01.12.2016 – National and international policies claim, that various beneficial effect are associated with sports participation, including the formation of social capital. In contrast to this popular policy claim, however, empirical evidence based on large-scale survey data is largely missing.
In a recently finished research project – conducted jointly by Ute Schüttoff and Tim Pawlowski (both University of Tübingen) as well as Paul Downward (Loughborough University) and Michael Lechner (University of St. Gallen) – data from the German Socio-Economic Panel (GSOEP) is used to examine if sports participation has a causal effect on social capital formation during adolescence and whether such effects depend on the organizational format or the type of sports practiced.
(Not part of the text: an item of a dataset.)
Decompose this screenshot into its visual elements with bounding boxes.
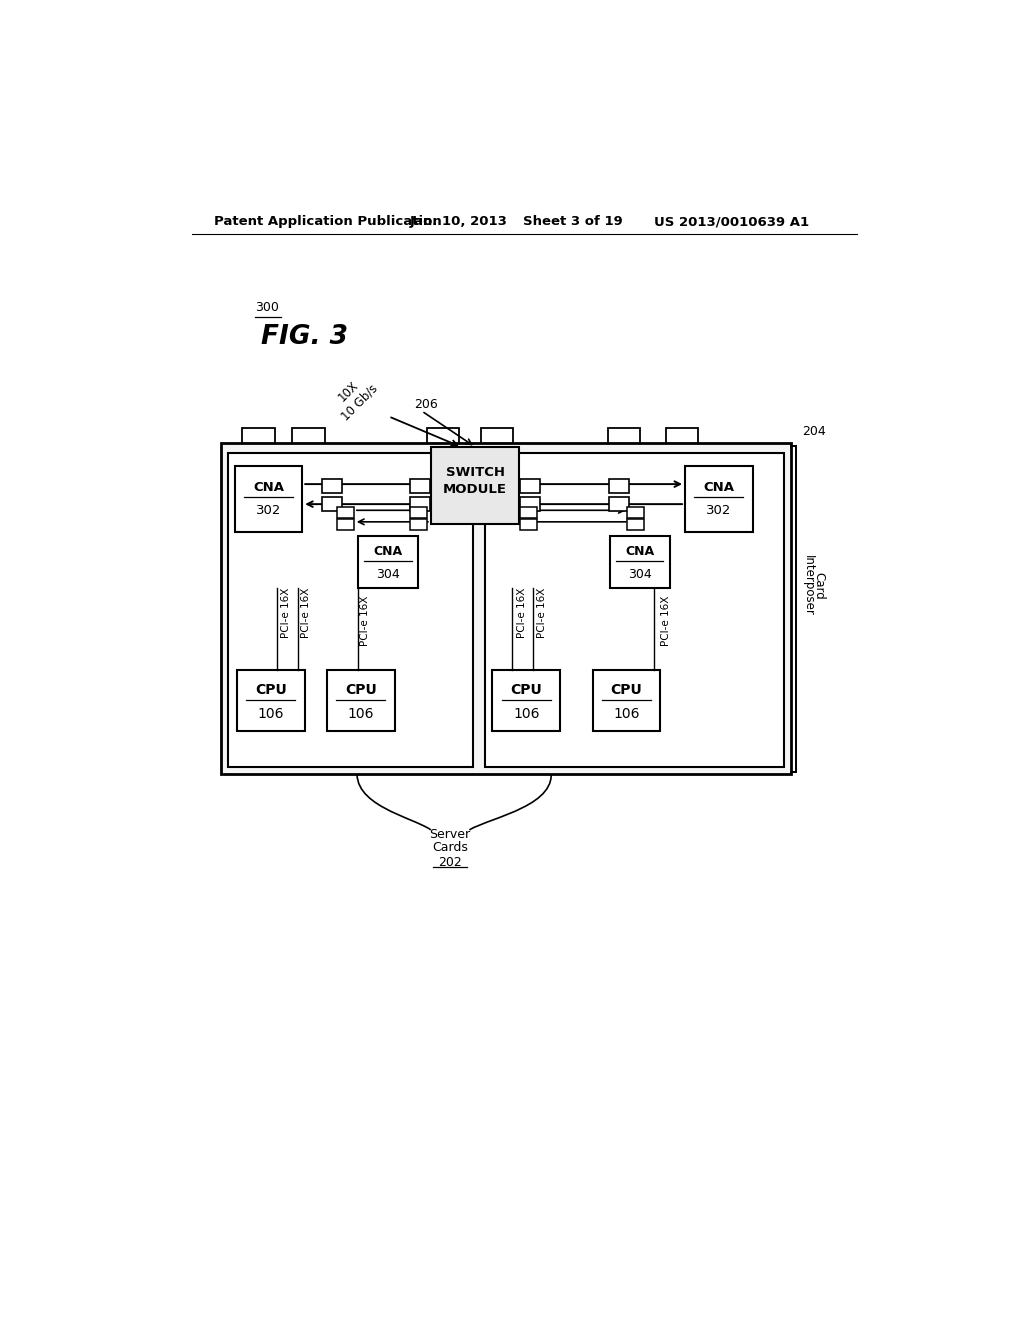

Propensity score matching is employed in the analysis with possible endogeneity removed by exploiting the information in, and the structure of, the GSOEP. Findings suggest that regular sports participation positively impacts adolescents’ social capital through volunteering, helping friends and civic involvement. Furthermore, these effects seem to develop predominantly in sports clubs (in contrast to other organizational formats). The empirical evidence of this study is suggestive of the relevant societal role of non-profit clubs as institutions for practicing sport.
The full length paper is now accepted for publication in Social Science Quarterly – a renowned general interest journal that publishes current research on a broad range of topics including economics and social science.
Schüttoff, U., Pawlowski, T., Downward, P. & Lechner, M. Sports participation and social capital formation during adolescence, Social Science Quarterly, forthcoming.